Freidhof Columbia Damm is the open space that separates Tempelhof and Volkspark HasenHeide. Its low density, open nature requires a lower level of intervention. Removing the existing hard boundary between the cemetery and the field and adding a gentle 1:10 slope would create an informal boundary from the cemetery, create a permeable belt of parks from Hasen Heide to Tempelhof and ease the transition from their urban context.
Neükoln is a high-density residential area with a high population turnover, therefore requiring a higher level of intervention. It sits 3m above the airfield, currently separated by a retaining wall and steep slope. I propose to grade this slope, easing the transition and accessibility into Tempelhof from its dense urban context.

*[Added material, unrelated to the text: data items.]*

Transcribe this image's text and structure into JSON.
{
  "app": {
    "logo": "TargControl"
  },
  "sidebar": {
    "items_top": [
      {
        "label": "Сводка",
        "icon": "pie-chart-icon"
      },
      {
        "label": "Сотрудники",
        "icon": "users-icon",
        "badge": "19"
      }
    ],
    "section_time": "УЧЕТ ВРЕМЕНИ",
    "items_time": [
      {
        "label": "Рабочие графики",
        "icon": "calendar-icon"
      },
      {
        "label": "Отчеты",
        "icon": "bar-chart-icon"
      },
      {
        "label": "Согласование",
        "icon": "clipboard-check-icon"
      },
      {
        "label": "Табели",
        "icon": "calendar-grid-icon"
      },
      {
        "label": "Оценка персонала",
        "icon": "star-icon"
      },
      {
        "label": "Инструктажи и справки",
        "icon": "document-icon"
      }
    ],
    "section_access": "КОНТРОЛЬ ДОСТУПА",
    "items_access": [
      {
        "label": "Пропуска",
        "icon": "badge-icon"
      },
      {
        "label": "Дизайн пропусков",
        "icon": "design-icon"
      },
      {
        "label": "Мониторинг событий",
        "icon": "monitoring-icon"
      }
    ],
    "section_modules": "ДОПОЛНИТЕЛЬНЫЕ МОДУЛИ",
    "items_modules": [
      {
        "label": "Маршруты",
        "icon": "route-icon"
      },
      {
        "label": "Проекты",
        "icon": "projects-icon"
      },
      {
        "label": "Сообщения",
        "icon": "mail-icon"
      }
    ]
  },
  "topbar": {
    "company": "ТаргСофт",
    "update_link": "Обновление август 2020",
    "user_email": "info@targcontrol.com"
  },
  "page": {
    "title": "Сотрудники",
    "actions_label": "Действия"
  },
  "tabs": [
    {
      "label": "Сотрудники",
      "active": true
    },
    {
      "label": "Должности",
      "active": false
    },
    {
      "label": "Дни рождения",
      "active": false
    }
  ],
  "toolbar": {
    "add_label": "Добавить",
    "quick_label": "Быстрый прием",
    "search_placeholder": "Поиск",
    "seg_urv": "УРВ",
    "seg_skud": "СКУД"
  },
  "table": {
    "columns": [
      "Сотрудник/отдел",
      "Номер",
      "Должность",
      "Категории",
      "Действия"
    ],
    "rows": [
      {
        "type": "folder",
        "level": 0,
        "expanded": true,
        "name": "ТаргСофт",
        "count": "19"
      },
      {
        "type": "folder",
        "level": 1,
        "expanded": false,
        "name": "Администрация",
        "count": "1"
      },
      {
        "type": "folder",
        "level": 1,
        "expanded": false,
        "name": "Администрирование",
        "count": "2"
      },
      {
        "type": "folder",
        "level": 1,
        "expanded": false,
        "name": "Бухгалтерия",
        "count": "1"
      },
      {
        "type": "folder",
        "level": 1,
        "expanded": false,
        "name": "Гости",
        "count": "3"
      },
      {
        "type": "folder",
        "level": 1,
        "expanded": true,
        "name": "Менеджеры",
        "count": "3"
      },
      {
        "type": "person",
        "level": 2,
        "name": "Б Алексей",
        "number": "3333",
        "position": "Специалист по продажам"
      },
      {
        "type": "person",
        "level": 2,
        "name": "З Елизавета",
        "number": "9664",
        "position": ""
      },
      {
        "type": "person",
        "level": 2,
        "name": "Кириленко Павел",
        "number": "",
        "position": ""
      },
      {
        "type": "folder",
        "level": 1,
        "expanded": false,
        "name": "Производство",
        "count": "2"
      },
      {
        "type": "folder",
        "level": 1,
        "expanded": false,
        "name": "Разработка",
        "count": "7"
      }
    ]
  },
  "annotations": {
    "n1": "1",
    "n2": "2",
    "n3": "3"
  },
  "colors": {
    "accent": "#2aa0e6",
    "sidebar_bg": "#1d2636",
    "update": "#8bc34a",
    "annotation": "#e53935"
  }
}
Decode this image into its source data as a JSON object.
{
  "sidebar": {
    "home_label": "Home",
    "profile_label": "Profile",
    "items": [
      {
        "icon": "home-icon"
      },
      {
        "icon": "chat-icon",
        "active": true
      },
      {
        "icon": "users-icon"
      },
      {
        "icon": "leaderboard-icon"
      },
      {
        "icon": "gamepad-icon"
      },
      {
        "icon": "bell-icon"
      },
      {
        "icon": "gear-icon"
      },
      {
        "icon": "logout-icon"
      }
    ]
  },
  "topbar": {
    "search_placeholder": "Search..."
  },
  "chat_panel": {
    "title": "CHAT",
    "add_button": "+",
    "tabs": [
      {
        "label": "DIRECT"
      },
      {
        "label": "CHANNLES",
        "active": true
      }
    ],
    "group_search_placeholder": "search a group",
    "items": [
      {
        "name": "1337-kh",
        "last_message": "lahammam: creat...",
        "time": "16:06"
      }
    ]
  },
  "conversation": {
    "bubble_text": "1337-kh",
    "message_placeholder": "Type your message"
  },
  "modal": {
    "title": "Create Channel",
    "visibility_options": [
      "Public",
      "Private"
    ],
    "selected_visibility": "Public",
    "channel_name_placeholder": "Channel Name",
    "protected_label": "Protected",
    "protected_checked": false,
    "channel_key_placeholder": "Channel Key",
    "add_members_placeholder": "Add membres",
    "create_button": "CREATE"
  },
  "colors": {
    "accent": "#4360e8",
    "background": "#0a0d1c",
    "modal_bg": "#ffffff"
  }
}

The S Bahn and Auto Bahn run across the southern end of the site, creating a high level of noise pollution. This requires a higher-level intervention, which proposes a 5m berm with a 1:2 slope, with dense tree cover on one side to further buffer noise into the field.
Neü Tempelhof is a lower-density residential area where a lower intervention level is required. There is an old, protected train track that runs along the west edge of the site, and within it a tree line has formed. I proposed to dissolve this tree line on either side of the track with layered planting that gets lower and less dense as you move out from the track, both toward Neü Tempelhof and toward the field.
A focus area studies the transition from dense urban to open space in Neükoln. Its existing boundary condition consists of a dense tree line on top of a steep slope, with steps being the only way to access the site from its eastern context. In this state, viewsheds are blocked and accessibility is limited. I propose to grade this steep topography to a 1:15 slope that allows for greater accessibility to the site and eases the transition from its dense urban context. Tree planting at this intervention would honour temporal ontology, by mimicking ecological succession and dispersion patterns, to dissolve the boundary from urban to open by allowing the trees to ‘walk’ into the space from the edge. Implementation would involve mimicking what would eventually happen over many years (if the site were seeded from the edge), all at once. Striped benches scattered across the slope honour the field’s former identity as an airfield, mirroring the ones along the nearby runways.